[i] Harry looked down at his empty gold plate. He had only just realized how hungry he was. The pumpkin pasties seemed ages ago. (Harry Potter and the Sorcerer's Stone)
[ii] Albus Dumbledore had gotten to his feet. He was beaming at the students, his arms opened wide, as if nothing could have pleased him more than to see them all there. (Harry Potter and the Sorcerer's Stone)
[iii] The plane crashed killing all 157 passengers aboard. (OALD)
[iv] The black men have long since hidden themselves aboard the Flying Squadron, and I'm not at all convinced that the mob won't content themselves with a redheaded dwarf instead. (Sara Gruen, Water for Elephants)
The examples have an adverb that works as the peripheral modifier. or postmodifier, or postnoun modifier (source: CGEL,p436; English Grammar,Angela Downing, p509; Understanding English Grammar, Koll and Funk, p160), I think.

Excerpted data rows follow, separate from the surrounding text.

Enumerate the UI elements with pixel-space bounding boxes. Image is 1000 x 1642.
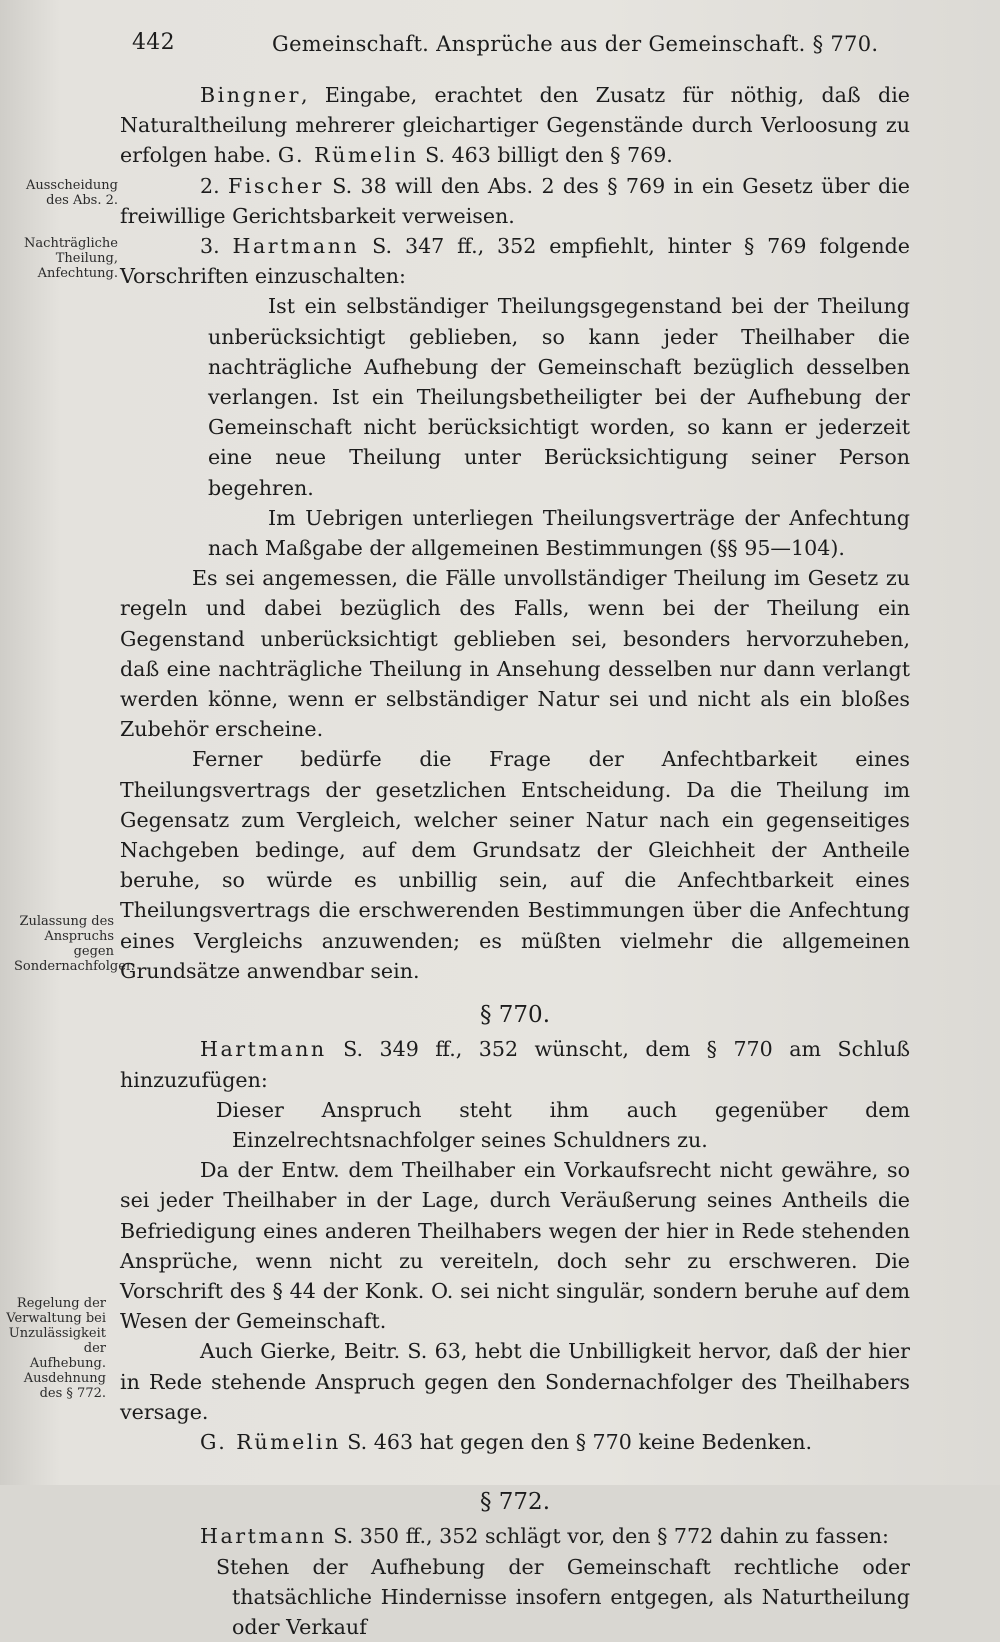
paragraph: [120, 231, 910, 291]
margin-note-3: Zulassung des Anspruchs gegen Sondernachfolger.: [14, 914, 135, 974]
paragraph: [120, 1336, 910, 1427]
page-header: [132, 22, 892, 62]
main-text: [120, 80, 910, 1642]
paragraph: [120, 1521, 910, 1551]
paragraph-text: S. 347 ff., 352 empfiehlt, hinter § 769 folgende Vorschriften einzuschalten:: [120, 234, 910, 289]
author-name: Auch Gierke: [200, 1339, 330, 1364]
paragraph: Es sei angemessen, die Fälle unvollständiger Theilung im Gesetz zu regeln und dabei bezüglich des Falls, wenn bei der Theilung ein Gegenstand unberücksichtigt geblieben sei, besonders hervorzuheben, daß eine nachträgliche Theilung in Ansehung desselben nur dann verlangt werden könne, wenn er selbständiger Natur sei und nicht als ein bloßes Zubehör erscheine.: [120, 566, 910, 742]
paragraph-text: S. 350 ff., 352 schlägt vor, den § 772 dahin zu fassen:: [326, 1524, 889, 1549]
quoted-provision: Stehen der Aufhebung der Gemeinschaft rechtliche oder thatsächliche Hindernisse insofern entgegen, als Naturtheilung oder Verkauf: [216, 1554, 910, 1639]
paragraph-text: , Eingabe, erachtet den Zusatz für nöthig, daß die Naturaltheilung mehrerer gleichartiger Gegenstände durch Verloosung zu erfolgen habe.: [120, 83, 910, 168]
paragraph: [120, 171, 910, 231]
author-name: Hartmann: [200, 1524, 327, 1549]
margin-note-2: Nachträgliche Theilung, Anfechtung.: [24, 236, 118, 281]
author-name: Fischer: [228, 173, 324, 198]
quoted-provision: Dieser Anspruch steht ihm auch gegenüber dem Einzelrechtsnachfolger seines Schuldners zu.: [216, 1097, 910, 1152]
paragraph-text: , Beitr. S. 63, hebt die Unbilligkeit hervor, daß der hier in Rede stehende Anspruch gegen den Sondernachfolger des Theilhabers versage.: [120, 1339, 910, 1424]
author-name: G. Rümelin: [277, 143, 419, 168]
paragraph: Ferner bedürfe die Frage der Anfechtbarkeit eines Theilungsvertrags der gesetzlichen Entscheidung. Da die Theilung im Gegensatz zum Vergleich, welcher seiner Natur nach ein gegenseitiges Nachgeben bedinge, auf dem Grundsatz der Gleichheit der Antheile beruhe, so würde es unbillig sein, auf die Anfechtbarkeit eines Theilungsvertrags die erschwerenden Bestimmungen über die Anfechtung eines Vergleichs anzuwenden; es müßten vielmehr die allgemeinen Grundsätze anwendbar sein.: [120, 747, 910, 983]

From the examples, I got the feeling that the adverbs, the modifiers are very similar to adjectives in semantic and syntactic aspects - they seem to have even their own complements like in [iv]. From said aspects, I don’t find any difference between adverbial and adjective. But there seem to be some differences, for they don’t have adjective examples in dictionaries. How do I have to understand that adverbs modify noun phrase and license their own complement.
Answer
In the example [iv], you could say the "aboard" is a preposition. Some dictionaries define ago and aboard as adjective; therefore the interpretation could depend on linguists.
http://www.collinsdictionary.com/dictionary/english/aboard?showCookiePolicy=true
In this dictionary, the part of speech for "aboard" is adverb, adjective, or preposition.
http://dictionary.reference.com/browse/ago?s=t
Here, it defines "ago" as adjective.